(58e) CFD Modeling of Rotary Kilns for Pyro-Processing Applications

A rotary kiln is a pyro-processing device used to raise materials to high temperature in a continuous process.  Rotary kilns are commonly used to destroy waste materials (incineration) or to create new materials (materials processing).  The focus of this paper is on materials processing applications, although many of the concepts and methods discussed also apply to incineration.

Materials processing applications in rotary kilns include cement calcining, trona calcining, phosphate ore nodulizing, soda ash bleaching, laterite ore reduction, petcoke calcining, and lime sludge calcining.  Creating a phase change (e.g., the calcinations of limestone) is an energy intensive process.   Energy input is needed to heat up the kiln and raw processing material to the required processing temperature to produce the desired quality product.  Coal, petroleum coke, waste fuels, natural gas, and oil are used in the rotary kiln to generate the energy needed.

Pyro-processing in the rotary kiln is a complicated process and the control of bed temperature profile is the key to a good quality product.  A detailed understanding of process not only can improve the kiln efficiency, but also can improve the product quality.  Three-dimensional computational fluid dynamic (CFD) modeling of the rotary kiln provides unique and detailed information about processes that take place within the rotary kiln, which helps the operator to operate the kiln more efficiently.

Reaction Engineering International (REI) has developed a propriety CFD code, GLACIER, which has been used to model rotary kiln systems in a number of different materials processing fields. The general REI two-phase reacting flow model employs a combination of Eulerian and Lagrangian reference frames.  The flow field is assumed to be a steady-state, turbulent, reacting continuum field that can be described locally by general conservation equations.  The governing equations for gas-phase fluid mechanics, heat transfer, thermal radiation and scalar transport are solved in an Eulerian framework.  The governing equations for particle-phase mechanics are solved in a Lagrangian reference frame. The overall solution scheme is based on a particle-source-in-cell approach.

For the rotary kiln application, a submodel for the solid bed material has been coupled to the gaseous flow in GLACIER.  The solid bed material is tracked along the length of the kiln; kinetics of reactions in the bed (e.g., calcinations) are included in the solid bed model and an energy balance is performed along the length of the kiln to determine the temperature and composition of bed material. The temperature and composition of the solid bed are assumed to vary only along the kiln length in the current model.   Each application requires a different set of heterogeneous kinetics, specific to the material being processed.

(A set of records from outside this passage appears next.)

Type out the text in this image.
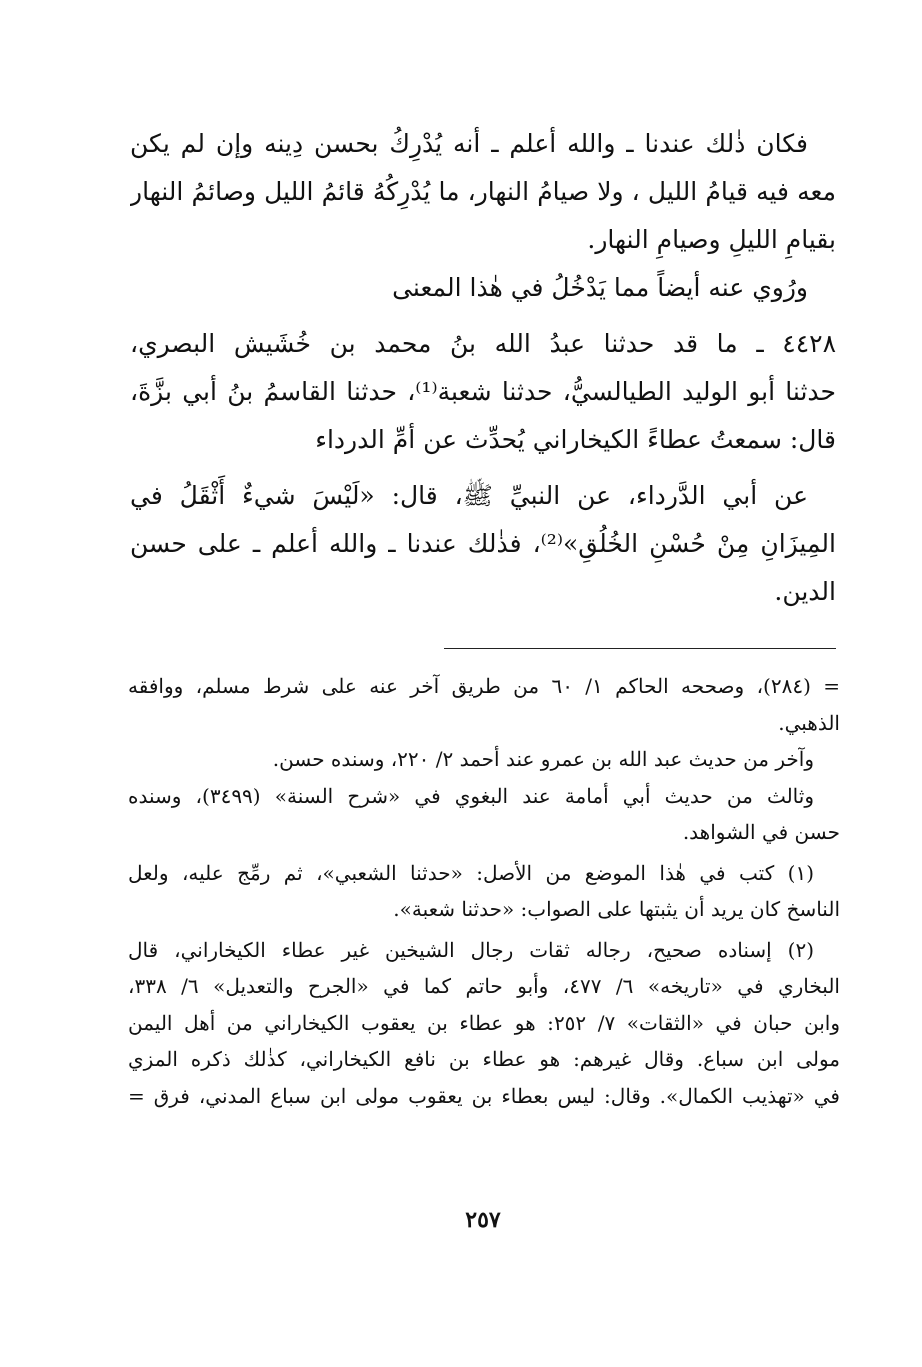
فكان ذٰلك عندنا ـ والله أعلم ـ أنه يُدْرِكُ بحسن دِينه وإن لم يكن
معه فيه قيامُ الليل ، ولا صيامُ النهار، ما يُدْرِكُهُ قائمُ الليل وصائمُ النهار
بقيامِ الليلِ وصيامِ النهار.
ورُوي عنه أيضاً مما يَدْخُلُ في هٰذا المعنى
٤٤٢٨ ـ ما قد حدثنا عبدُ الله بنُ محمد بن خُشَيش البصري،
حدثنا أبو الوليد الطيالسيُّ، حدثنا شعبة⁽¹⁾، حدثنا القاسمُ بنُ أبي بزَّةَ،
قال: سمعتُ عطاءً الكيخاراني يُحدِّث عن أمِّ الدرداء
عن أبي الدَّرداء، عن النبيِّ ﷺ، قال: «لَيْسَ شيءٌ أَثْقَلُ في
المِيزَانِ مِنْ حُسْنِ الخُلُقِ»⁽²⁾، فذٰلك عندنا ـ والله أعلم ـ على حسن
الدين.
= (٢٨٤)، وصححه الحاكم ١/ ٦٠ من طريق آخر عنه على شرط مسلم، ووافقه
الذهبي.
وآخر من حديث عبد الله بن عمرو عند أحمد ٢/ ٢٢٠، وسنده حسن.
وثالث من حديث أبي أمامة عند البغوي في «شرح السنة» (٣٤٩٩)، وسنده
حسن في الشواهد.
(١) كتب في هٰذا الموضع من الأصل: «حدثنا الشعبي»، ثم رمِّج عليه، ولعل
الناسخ كان يريد أن يثبتها على الصواب: «حدثنا شعبة».
(٢) إسناده صحيح، رجاله ثقات رجال الشيخين غير عطاء الكيخاراني، قال
البخاري في «تاريخه» ٦/ ٤٧٧، وأبو حاتم كما في «الجرح والتعديل» ٦/ ٣٣٨،
وابن حبان في «الثقات» ٧/ ٢٥٢: هو عطاء بن يعقوب الكيخاراني من أهل اليمن
مولى ابن سباع. وقال غيرهم: هو عطاء بن نافع الكيخاراني، كذٰلك ذكره المزي
في «تهذيب الكمال». وقال: ليس بعطاء بن يعقوب مولى ابن سباع المدني، فرق =
٢٥٧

In addition to specific process chemistry, rotary kiln applications have different heat and mass transfer challenges that must be implemented within the CFD model.  REI has developed and tested a variety of physical submodels, including: angle of repose, shell-bed heat exchange, dust radiative heat transfer, lifters/particle showering, chain heat transfer. 

The effect of lifters in the kiln on dust generation and the heat exchange between the gas phase and solid bed material are included through solid material showering in the current model.   The effect of dams on the bed solid material residence time can also be accommodated in the model.  Similarly, the effect of chains on heat transfer and dust generation can also be included in the model. Figure 1 illustrates how the model tracks particle trajectories in an ore-processing kiln, with emphasis on the heat and mass transfer model. 

Figure  SEQ Figure \* ARABIC 1.  Trajectories of 58 micron ore particles in kiln, colored by extent of reaction, showing details of mass and energy balance.

The results of applying this unique CFD model to rotary kilns in a number of different pyro-processing applications will be presented in this paper and comparisons made between the predictions and field experience.  Areas of emphasis have included process product quality optimization, kiln temperature control, NOx and CO pollutant emissions, fuel switching, fuel efficiency, and kiln equipment optimization.